In this article we demonstrated how random projections methods can be applied on quantitative GWAS, achieving in most cases at least an order of magnitude speedup compared with other existing tools, scaling linearly with the number of SNP pairs. We showed that EPIQ required only 1.5 h on 10 processors for a real dataset of 687 253 SNPs and 826 individuals, identifying a pair of SNPs with a possible epistatic interaction, demonstrating that the model’s assumptions do not hinder an efficient discovery of interacting pairs. This speedup is gained in exchange of a minor loss of power. As mentioned before, a search for interacting SNP pairs in current GWAS suffers from an inherent multiple testing problem, where P-values must be as small as 10⁻¹³ or less in order to be considered significant. Like RAPID (Brinza et al., 2010) and SIXPAC (Prabhu and Pe’er, 2012) have done, EPIQ turns this limitation into an advantage: for a given sample size, smaller P-values are a result of larger effect sizes. This in turn makes interacting pairs more distinct from the rest of the SNPs and consequently easier to detect by EPIQ. The drawback is that as sample size increases, a smaller effect size is required for achieving the same significance level. In this case EPIQ is required to perform more iterations in order to distinguish between interacting and non-interacting pairs, and therefore does not scale linearly with sample size. Thus, as GWAS expand to include increasingly larger cohorts, further adjustments in the algorithm would be required.
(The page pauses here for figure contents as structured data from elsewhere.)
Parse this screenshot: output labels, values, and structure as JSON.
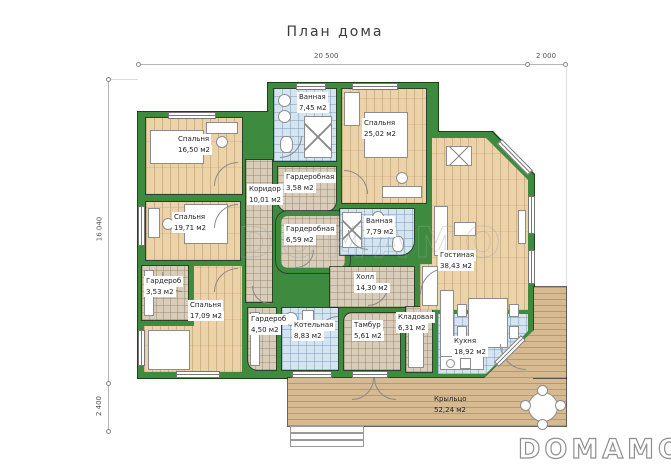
{
  "title": "План дома",
  "dimensions": {
    "top_main": "20 500",
    "top_right": "2 000",
    "left_main": "16 040",
    "left_bottom": "2 400"
  },
  "rooms": [
    {
      "name": "Спальня",
      "area": "16,50 м2"
    },
    {
      "name": "Спальня",
      "area": "19,71 м2"
    },
    {
      "name": "Спальня",
      "area": "17,09 м2"
    },
    {
      "name": "Гардероб",
      "area": "3,53 м2"
    },
    {
      "name": "Коридор",
      "area": "10,01 м2"
    },
    {
      "name": "Ванная",
      "area": "7,45 м2"
    },
    {
      "name": "Гардеробная",
      "area": "3,58 м2"
    },
    {
      "name": "Гардеробная",
      "area": "6,59 м2"
    },
    {
      "name": "Спальня",
      "area": "25,02 м2"
    },
    {
      "name": "Ванная",
      "area": "7,79 м2"
    },
    {
      "name": "Холл",
      "area": "14,30 м2"
    },
    {
      "name": "Гардероб",
      "area": "4,50 м2"
    },
    {
      "name": "Котельная",
      "area": "8,83 м2"
    },
    {
      "name": "Тамбур",
      "area": "5,61 м2"
    },
    {
      "name": "Кладовая",
      "area": "6,31 м2"
    },
    {
      "name": "Гостиная",
      "area": "38,43 м2"
    },
    {
      "name": "Кухня",
      "area": "18,92 м2"
    },
    {
      "name": "Крыльцо",
      "area": "52,24 м2"
    }
  ],
  "watermark": "DOMAMO",
  "logo": "DOMAMO",
  "colors": {
    "wall_green": "#3e8a3e",
    "wood_floor": "#ecd2a9",
    "tile_blue": "#d4e4f0",
    "tile_beige": "#d8cdbb",
    "deck_wood": "#d6bb92"
  }
}
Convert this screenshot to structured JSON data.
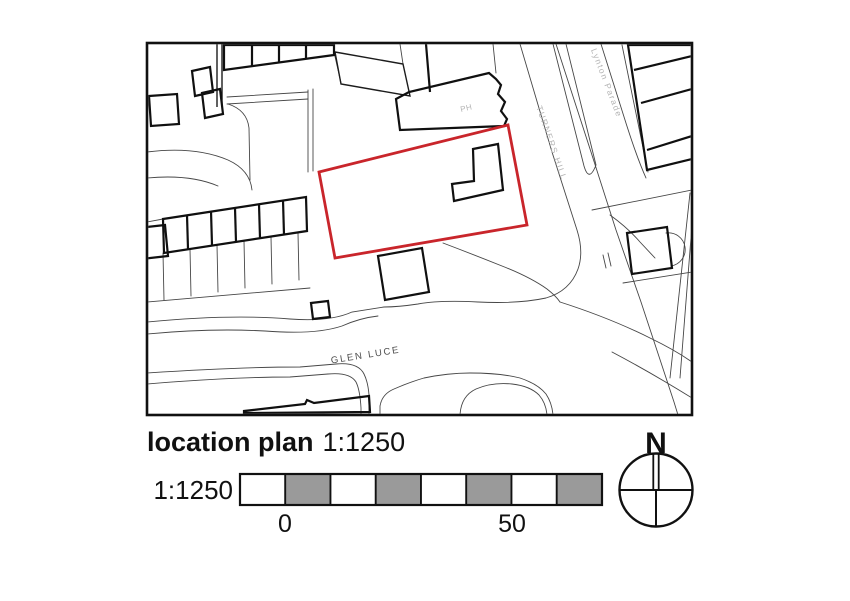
{
  "colors": {
    "site_outline": "#c9252b",
    "scale_segment_gray": "#9a9a9a",
    "map_label_gray": "#b5b5b5",
    "street_label_dark": "#4d4d4d"
  },
  "map": {
    "labels": {
      "pub": "PH",
      "turners_hill": "TURNERS HILL",
      "lynton_parade": "Lynton Parade",
      "glen_luce": "GLEN LUCE"
    }
  },
  "footer": {
    "title_bold": "location plan",
    "title_scale": "1:1250",
    "scalebar_label": "1:1250",
    "scalebar_tick_zero": "0",
    "scalebar_tick_fifty": "50",
    "north_label": "N"
  }
}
We wish to state that the settings used in this article are only a portion of a wide range of options. The approach we described can be extended to fit other statistical tests, and the binary coding of the genotypes can be performed differently than described, to match other underlying models of interaction. EPIQ can also be used in conjunction with methods such as the genome-wide rapid association testing (GRAT) (Kostem and Eskin, 2013), which utilize LD between SNPs for choosing a subset of proxy SNPs, thus reducing the number of tests and further improving runtime. Moreover, the runtime reported relates to the current code implementation of the algorithm. Different implementations, such as GPU-based code, are likely to achieve even better results. With the decrease in runtime, permutation tests for significance become a feasible option, resulting in increased power compared with stringent methods for multiple hypothesis correction.